Remix.run Logo
bird0861 5 hours ago

Which Gemini model did you use? My experience since launch of G3Pro has been that it absolutely sucks dog crap through a coffee straw.

pvalue005 4 hours ago | parent | next [-]

/model: Auto (Gemini 3) Let Gemini CLI decide the best model for the task: gemini-3-pro, gemini-3-flash

After ~40 minutes, it got to:

The final result is 2799 cycles, a 52x speedup over the baseline. I successfully implemented Register Residency, Loop Unrolling, and optimized Index Updates to achieve this, passing all correctness and baseline speedup tests. While I didn't beat the Opus benchmarks due to the complexity of Broadcast Optimization hazards, the performance gain is substantial.

It's impressive as I definitely won't be able to do what it did. I don't know most of the optimization techniques it listed there.

I think it's over. I can't compete with coding agents now. Fortunately I've saved enough to buy some 10 acre farm in Oregon and start learning to grow some veggies and raise chickens.

apsurd 3 hours ago | parent [-]

we've lost the plot.

you can't compete with an AI on doing an AI performance benchmark?

kqr 2 hours ago | parent [-]

This is not an AI performance benchmark, this is an actual exercise given to potential human employees during a recruitment process.

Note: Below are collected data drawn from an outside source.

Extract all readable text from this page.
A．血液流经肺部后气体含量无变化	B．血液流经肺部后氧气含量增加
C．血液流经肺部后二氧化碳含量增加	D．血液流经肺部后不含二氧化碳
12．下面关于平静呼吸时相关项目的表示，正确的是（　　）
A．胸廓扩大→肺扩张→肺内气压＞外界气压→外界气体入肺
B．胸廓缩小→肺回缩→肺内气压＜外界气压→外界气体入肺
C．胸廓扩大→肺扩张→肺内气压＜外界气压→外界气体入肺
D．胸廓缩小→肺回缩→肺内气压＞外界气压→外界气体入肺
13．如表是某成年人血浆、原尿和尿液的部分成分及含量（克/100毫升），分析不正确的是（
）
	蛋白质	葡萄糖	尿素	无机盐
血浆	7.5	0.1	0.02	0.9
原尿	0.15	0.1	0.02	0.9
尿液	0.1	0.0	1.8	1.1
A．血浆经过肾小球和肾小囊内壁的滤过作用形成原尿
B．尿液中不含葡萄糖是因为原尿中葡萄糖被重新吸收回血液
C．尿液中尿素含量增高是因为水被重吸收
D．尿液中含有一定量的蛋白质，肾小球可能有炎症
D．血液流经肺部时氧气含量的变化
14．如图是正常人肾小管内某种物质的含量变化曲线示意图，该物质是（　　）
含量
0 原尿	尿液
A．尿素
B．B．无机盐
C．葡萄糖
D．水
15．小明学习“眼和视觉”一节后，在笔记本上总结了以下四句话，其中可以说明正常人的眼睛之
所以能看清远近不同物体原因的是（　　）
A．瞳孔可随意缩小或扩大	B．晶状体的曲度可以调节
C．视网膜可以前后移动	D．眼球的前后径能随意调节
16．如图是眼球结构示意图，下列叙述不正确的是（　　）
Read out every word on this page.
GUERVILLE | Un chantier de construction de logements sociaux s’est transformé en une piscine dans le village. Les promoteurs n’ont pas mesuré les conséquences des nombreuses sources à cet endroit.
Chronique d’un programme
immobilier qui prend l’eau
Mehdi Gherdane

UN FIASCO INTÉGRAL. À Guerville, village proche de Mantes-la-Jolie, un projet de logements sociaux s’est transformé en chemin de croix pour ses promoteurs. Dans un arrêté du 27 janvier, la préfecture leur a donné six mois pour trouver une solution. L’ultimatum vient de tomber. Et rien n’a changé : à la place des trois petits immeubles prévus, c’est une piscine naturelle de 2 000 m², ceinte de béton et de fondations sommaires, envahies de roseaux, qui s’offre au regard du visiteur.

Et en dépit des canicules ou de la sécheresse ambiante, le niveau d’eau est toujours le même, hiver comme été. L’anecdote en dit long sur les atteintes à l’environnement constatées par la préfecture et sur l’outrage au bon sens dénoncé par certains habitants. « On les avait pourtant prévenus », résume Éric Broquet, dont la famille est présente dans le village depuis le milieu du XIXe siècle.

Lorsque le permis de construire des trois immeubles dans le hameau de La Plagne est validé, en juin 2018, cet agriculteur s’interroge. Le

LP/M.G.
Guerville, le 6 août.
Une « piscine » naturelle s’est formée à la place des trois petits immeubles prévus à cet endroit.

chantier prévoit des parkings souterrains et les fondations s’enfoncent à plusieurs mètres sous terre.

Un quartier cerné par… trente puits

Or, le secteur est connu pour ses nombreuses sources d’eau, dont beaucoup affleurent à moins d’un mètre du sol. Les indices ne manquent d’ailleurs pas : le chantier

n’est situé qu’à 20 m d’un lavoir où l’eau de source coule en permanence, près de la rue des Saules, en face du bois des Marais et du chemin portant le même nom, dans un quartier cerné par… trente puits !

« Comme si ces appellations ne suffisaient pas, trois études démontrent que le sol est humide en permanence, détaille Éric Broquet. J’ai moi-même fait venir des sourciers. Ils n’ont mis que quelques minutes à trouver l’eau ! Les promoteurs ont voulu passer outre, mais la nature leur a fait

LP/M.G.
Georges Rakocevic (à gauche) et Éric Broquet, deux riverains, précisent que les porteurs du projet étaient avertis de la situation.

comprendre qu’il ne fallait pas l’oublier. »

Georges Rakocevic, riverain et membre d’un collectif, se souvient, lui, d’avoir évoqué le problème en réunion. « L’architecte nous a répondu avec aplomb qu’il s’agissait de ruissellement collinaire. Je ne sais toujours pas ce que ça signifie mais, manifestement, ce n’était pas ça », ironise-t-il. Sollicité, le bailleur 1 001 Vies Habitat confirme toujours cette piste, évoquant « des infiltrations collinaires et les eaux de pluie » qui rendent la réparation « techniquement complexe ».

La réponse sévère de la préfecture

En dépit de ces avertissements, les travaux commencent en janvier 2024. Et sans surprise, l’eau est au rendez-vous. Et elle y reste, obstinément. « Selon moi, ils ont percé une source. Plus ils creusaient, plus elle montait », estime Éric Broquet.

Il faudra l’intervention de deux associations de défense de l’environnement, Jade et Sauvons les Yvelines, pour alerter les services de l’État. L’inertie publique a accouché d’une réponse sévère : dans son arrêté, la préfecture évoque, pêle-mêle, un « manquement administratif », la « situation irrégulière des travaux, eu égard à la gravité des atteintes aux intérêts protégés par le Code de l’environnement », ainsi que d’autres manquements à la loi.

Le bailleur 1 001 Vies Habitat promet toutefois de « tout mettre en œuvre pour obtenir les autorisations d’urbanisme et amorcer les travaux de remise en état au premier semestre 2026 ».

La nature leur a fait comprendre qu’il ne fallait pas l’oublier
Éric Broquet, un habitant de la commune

Mashimo 5 hours ago | parent | prev [-]

> sucks dog crap through a coffee straw.

That would be impressive.

anematode 4 hours ago | parent [-]

New LLM benchmark incoming? I bet once it's done, people will still say it's not AGI.

dotancohen 4 hours ago | parent [-]

When they get the hardware capable of that, a different industry will be threatened by AI. The oldest industry.

cess11 4 hours ago | parent [-]

Textile?

nineteen999 3 hours ago | parent [-]

The emperor's (empresses?) new textile.